TIJUANA, B.C., 20 de junio de 2025. Tres agentes de la Policía Municipal de Tijuana fueron notificados de su suspensión por presuntos actos de abuso de autoridad, agresiones a civiles y vulneración de derechos humanos, de acuerdo con un anuncio realizado por la síndica procuradora Teresita Balderas. La decisión responde a denuncias presentadas por ciudadanos que incluyen a mujeres, adultos mayores, menores de edad y personas con discapacidad.
Según la funcionaria, la Sindicatura Procuradora continuará recibiendo quejas y testimonios de la ciudadanía, con el compromiso de garantizar la integridad física y emocional de las personas afectadas. Sin embargo, tras la publicación del anuncio en redes sociales, múltiples voces expresaron inconformidad con el número de agentes sancionados, al considerar que los casos de abuso van en aumento y que los correctivos no son proporcionales a la gravedad de los hechos denunciados.
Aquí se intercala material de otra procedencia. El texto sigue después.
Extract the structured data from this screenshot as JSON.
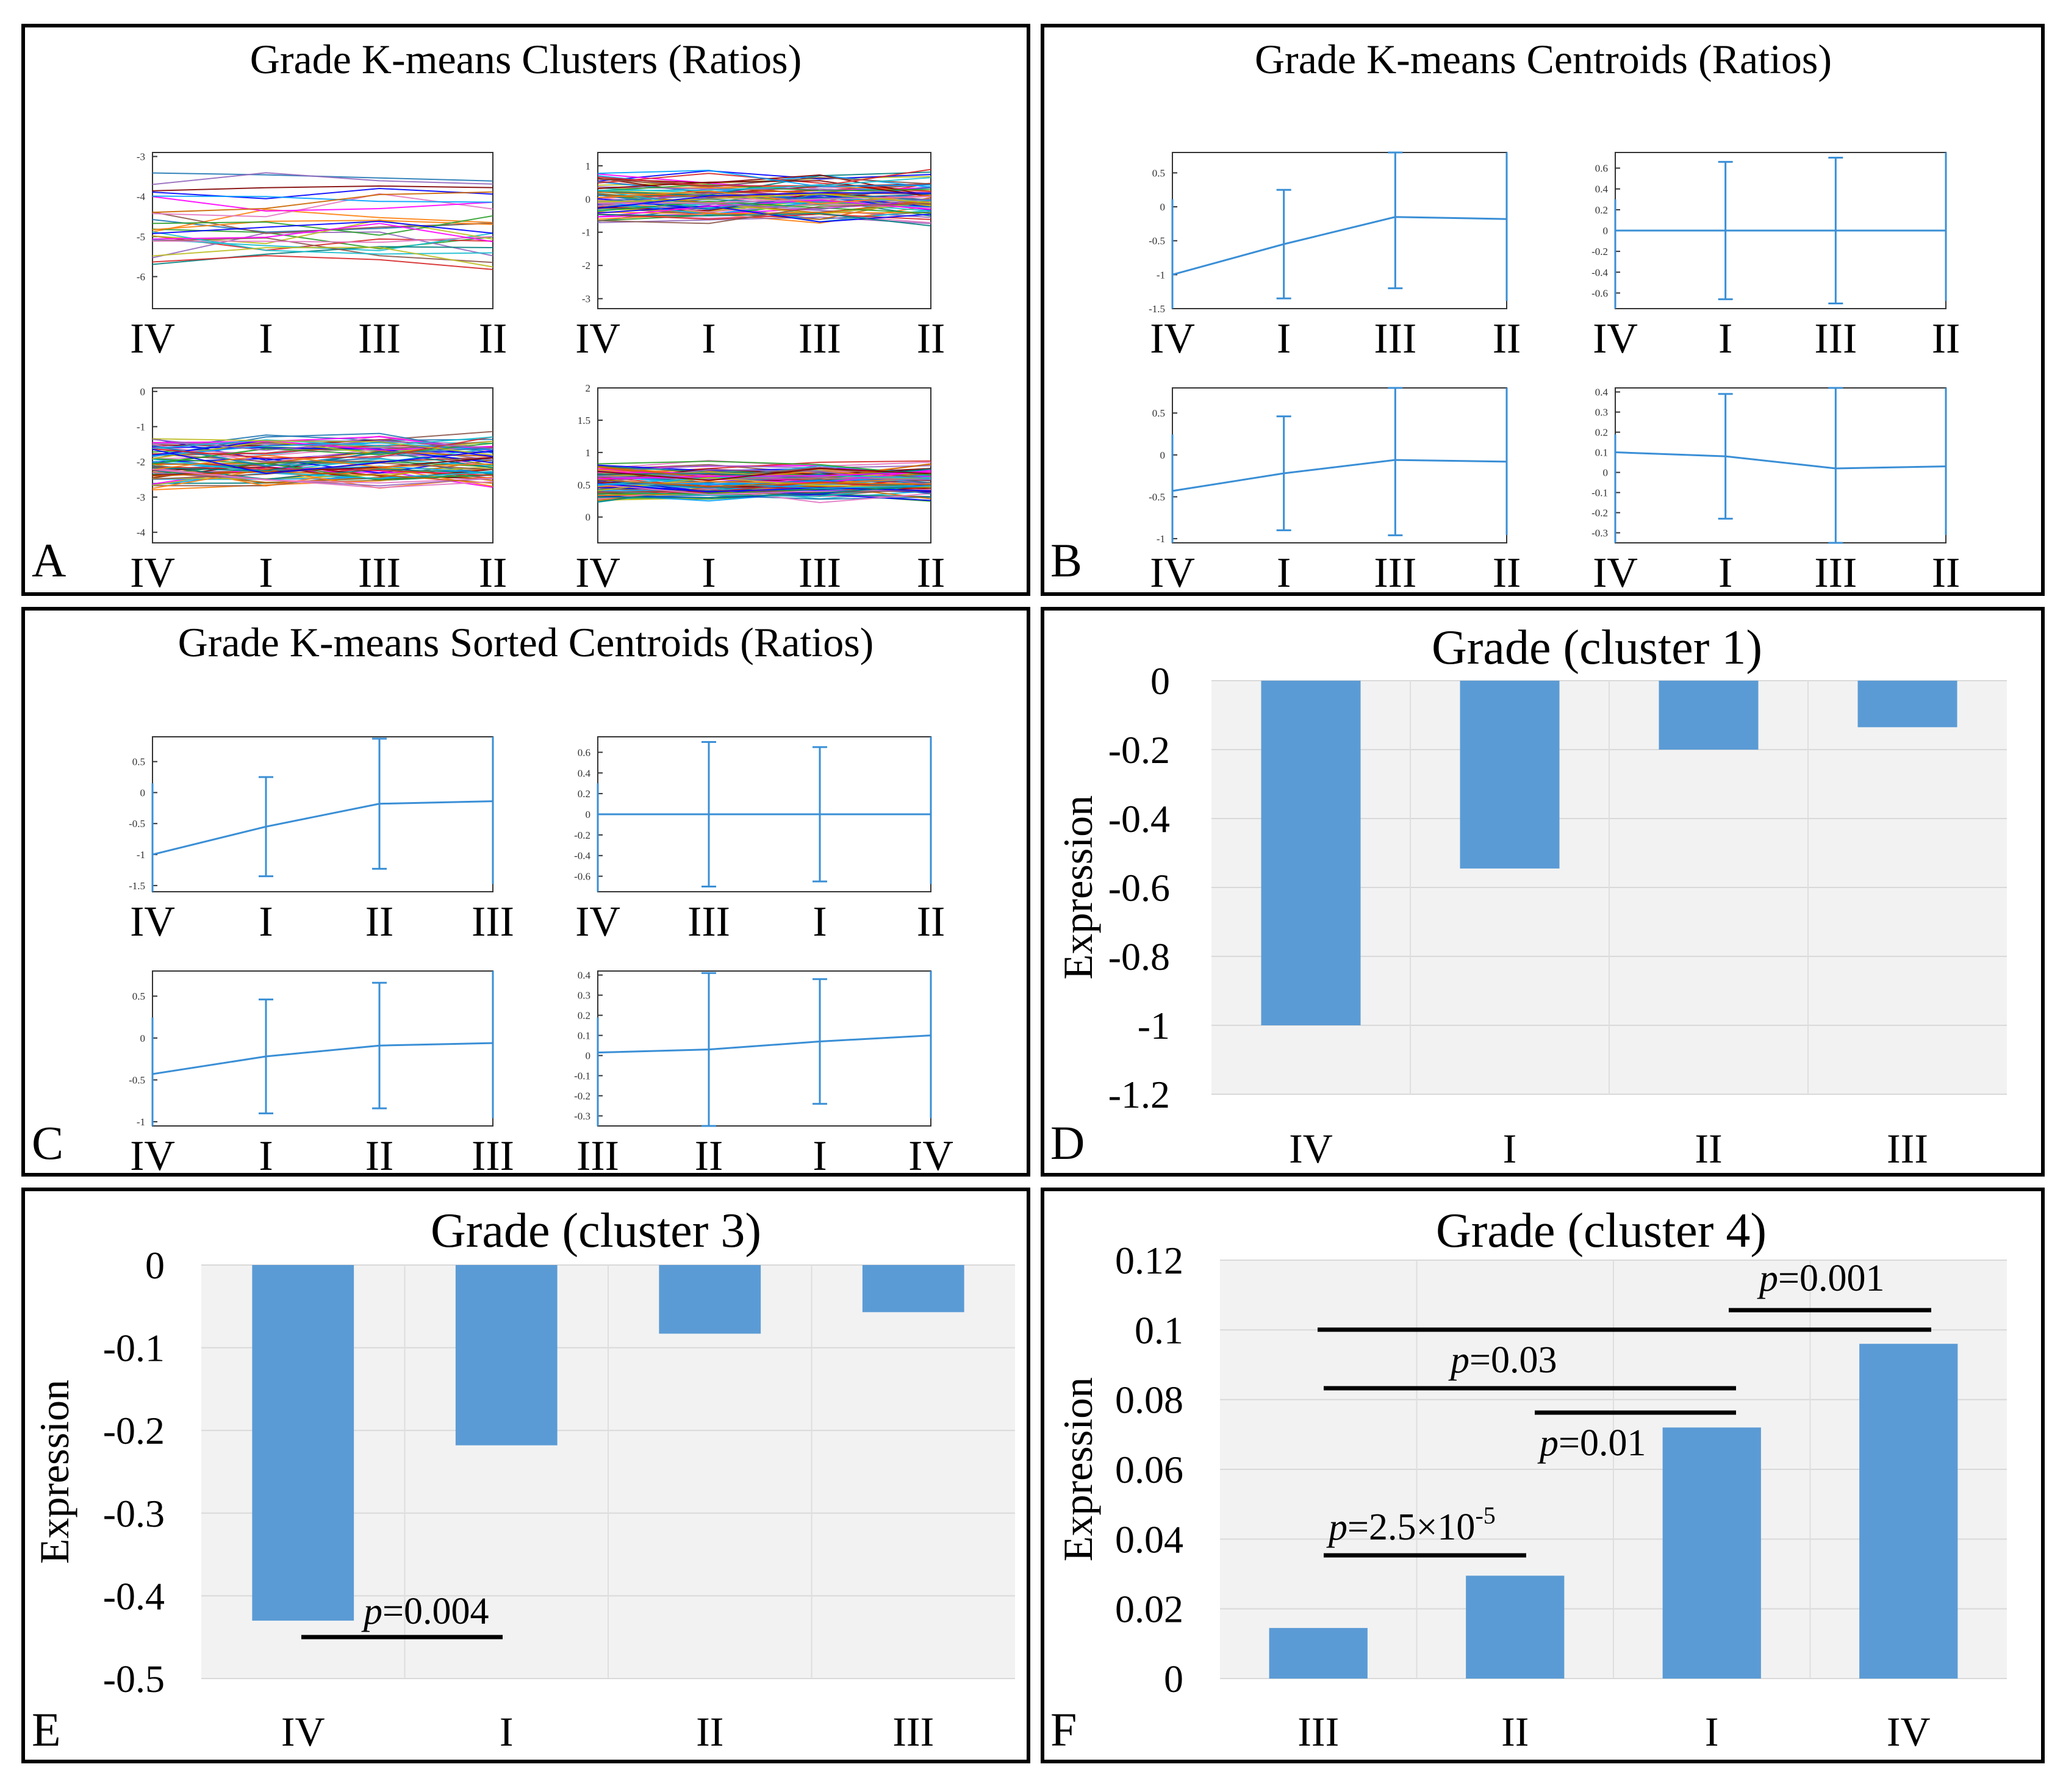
{
  "panels": {
    "A": {
      "letter": "A",
      "title": "Grade K-means Clusters (Ratios)",
      "subplots": [
        {
          "x_labels": [
            "IV",
            "I",
            "III",
            "II"
          ],
          "ylim": [
            -6.8,
            -2.9
          ],
          "yticks": [
            "-3",
            "-4",
            "-5",
            "-6"
          ]
        },
        {
          "x_labels": [
            "IV",
            "I",
            "III",
            "II"
          ],
          "ylim": [
            -3.3,
            1.4
          ],
          "yticks": [
            "1",
            "0",
            "-1",
            "-2",
            "-3"
          ]
        },
        {
          "x_labels": [
            "IV",
            "I",
            "III",
            "II"
          ],
          "ylim": [
            -4.3,
            0.1
          ],
          "yticks": [
            "0",
            "-1",
            "-2",
            "-3",
            "-4"
          ]
        },
        {
          "x_labels": [
            "IV",
            "I",
            "III",
            "II"
          ],
          "ylim": [
            -0.4,
            2.0
          ],
          "yticks": [
            "2",
            "1.5",
            "1",
            "0.5",
            "0"
          ]
        }
      ]
    },
    "B": {
      "letter": "B",
      "title": "Grade K-means Centroids (Ratios)",
      "subplots": [
        {
          "x_labels": [
            "IV",
            "I",
            "III",
            "II"
          ],
          "ylim": [
            -1.5,
            0.8
          ],
          "yticks": [
            "0.5",
            "0",
            "-0.5",
            "-1",
            "-1.5"
          ],
          "centroid": [
            -1.0,
            -0.55,
            -0.15,
            -0.18
          ],
          "err": [
            null,
            0.8,
            1.05,
            null
          ]
        },
        {
          "x_labels": [
            "IV",
            "I",
            "III",
            "II"
          ],
          "ylim": [
            -0.75,
            0.75
          ],
          "yticks": [
            "0.6",
            "0.4",
            "0.2",
            "0",
            "-0.2",
            "-0.4",
            "-0.6"
          ],
          "centroid": [
            0.0,
            0.0,
            0.0,
            0.0
          ],
          "err": [
            null,
            0.66,
            0.7,
            null
          ]
        },
        {
          "x_labels": [
            "IV",
            "I",
            "III",
            "II"
          ],
          "ylim": [
            -1.05,
            0.8
          ],
          "yticks": [
            "0.5",
            "0",
            "-0.5",
            "-1"
          ],
          "centroid": [
            -0.43,
            -0.22,
            -0.06,
            -0.08
          ],
          "err": [
            null,
            0.68,
            0.9,
            null
          ]
        },
        {
          "x_labels": [
            "IV",
            "I",
            "III",
            "II"
          ],
          "ylim": [
            -0.35,
            0.42
          ],
          "yticks": [
            "0.4",
            "0.3",
            "0.2",
            "0.1",
            "0",
            "-0.1",
            "-0.2",
            "-0.3"
          ],
          "centroid": [
            0.1,
            0.08,
            0.02,
            0.03
          ],
          "err": [
            null,
            0.31,
            0.5,
            null
          ]
        }
      ]
    },
    "C": {
      "letter": "C",
      "title": "Grade K-means Sorted Centroids (Ratios)",
      "subplots": [
        {
          "x_labels": [
            "IV",
            "I",
            "II",
            "III"
          ],
          "ylim": [
            -1.6,
            0.9
          ],
          "yticks": [
            "0.5",
            "0",
            "-0.5",
            "-1",
            "-1.5"
          ],
          "centroid": [
            -1.0,
            -0.55,
            -0.18,
            -0.14
          ],
          "err": [
            null,
            0.8,
            1.05,
            null
          ]
        },
        {
          "x_labels": [
            "IV",
            "III",
            "I",
            "II"
          ],
          "ylim": [
            -0.75,
            0.75
          ],
          "yticks": [
            "0.6",
            "0.4",
            "0.2",
            "0",
            "-0.2",
            "-0.4",
            "-0.6"
          ],
          "centroid": [
            0.0,
            0.0,
            0.0,
            0.0
          ],
          "err": [
            null,
            0.7,
            0.65,
            null
          ]
        },
        {
          "x_labels": [
            "IV",
            "I",
            "II",
            "III"
          ],
          "ylim": [
            -1.05,
            0.8
          ],
          "yticks": [
            "0.5",
            "0",
            "-0.5",
            "-1"
          ],
          "centroid": [
            -0.43,
            -0.22,
            -0.09,
            -0.06
          ],
          "err": [
            null,
            0.68,
            0.75,
            null
          ]
        },
        {
          "x_labels": [
            "III",
            "II",
            "I",
            "IV"
          ],
          "ylim": [
            -0.35,
            0.42
          ],
          "yticks": [
            "0.4",
            "0.3",
            "0.2",
            "0.1",
            "0",
            "-0.1",
            "-0.2",
            "-0.3"
          ],
          "centroid": [
            0.015,
            0.03,
            0.07,
            0.1
          ],
          "err": [
            null,
            0.38,
            0.31,
            null
          ]
        }
      ]
    },
    "D": {
      "letter": "D",
      "title": "Grade (cluster 1)",
      "ylabel": "Expression"
    },
    "E": {
      "letter": "E",
      "title": "Grade (cluster 3)",
      "ylabel": "Expression",
      "annotations": [
        {
          "p_label": "p",
          "p_value": "=0.004"
        }
      ]
    },
    "F": {
      "letter": "F",
      "title": "Grade (cluster 4)",
      "ylabel": "Expression",
      "annotations": [
        {
          "p_label": "p",
          "p_value": "=0.001"
        },
        {
          "p_label": "p",
          "p_value": "=0.03"
        },
        {
          "p_label": "p",
          "p_value": "=0.01"
        },
        {
          "p_label": "p",
          "p_value": "=2.5×10",
          "p_exp": "-5"
        }
      ]
    }
  },
  "colors": {
    "bar": "#5b9bd5",
    "line": "#3a8fd6",
    "border": "#000000",
    "plotbg": "#f2f2f2"
  },
  "chart_data": [
    {
      "panel": "D",
      "type": "bar",
      "title": "Grade (cluster 1)",
      "ylabel": "Expression",
      "categories": [
        "IV",
        "I",
        "II",
        "III"
      ],
      "values": [
        -1.0,
        -0.545,
        -0.2,
        -0.135
      ],
      "ylim": [
        -1.2,
        0
      ],
      "yticks": [
        "0",
        "-0.2",
        "-0.4",
        "-0.6",
        "-0.8",
        "-1",
        "-1.2"
      ],
      "grid": true
    },
    {
      "panel": "E",
      "type": "bar",
      "title": "Grade (cluster 3)",
      "ylabel": "Expression",
      "categories": [
        "IV",
        "I",
        "II",
        "III"
      ],
      "values": [
        -0.43,
        -0.218,
        -0.083,
        -0.057
      ],
      "ylim": [
        -0.5,
        0
      ],
      "yticks": [
        "0",
        "-0.1",
        "-0.2",
        "-0.3",
        "-0.4",
        "-0.5"
      ],
      "grid": true
    },
    {
      "panel": "F",
      "type": "bar",
      "title": "Grade (cluster 4)",
      "ylabel": "Expression",
      "categories": [
        "III",
        "II",
        "I",
        "IV"
      ],
      "values": [
        0.0145,
        0.0295,
        0.072,
        0.096
      ],
      "ylim": [
        0,
        0.12
      ],
      "yticks": [
        "0.12",
        "0.1",
        "0.08",
        "0.06",
        "0.04",
        "0.02",
        "0"
      ],
      "grid": true
    }
  ]
}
En los comentarios, se documentaron testimonios de ciudadanos que aseguran haber sido víctimas de violencia institucional. Uno de ellos, con discapacidad visual, relató haber sido detenido junto a su hijo sin que los oficiales se identificaran, y denunció mal uso de instalaciones privadas como supuestos puntos de control. Otra denuncia señaló un caso en la colonia Tijuana Progreso, donde presuntamente un joven desarmado fue herido por disparos de policías, quienes luego habrían alterado la escena del incidente para justificar su actuación.
Además, ciudadanos como Victor Poblete alertaron sobre posibles irregularidades en el uso de armas y funciones de seguridad privada por parte de policías comisionados a la vigilancia comercial. Otros comentarios exigieron que se den de baja definitiva a los elementos señalados y pidieron revisiones internas más severas para evitar que reincidan o permanezcan en la corporación sin consecuencias.
Aunque algunas voces celebraron la suspensión como un paso positivo, la mayoría coincidió en que las medidas aún son insuficientes frente a la magnitud de los señalamientos. La opinión pública demanda transparencia, justicia y mayor firmeza por parte de las autoridades municipales para erradicar patrones de abuso dentro de las filas policiales.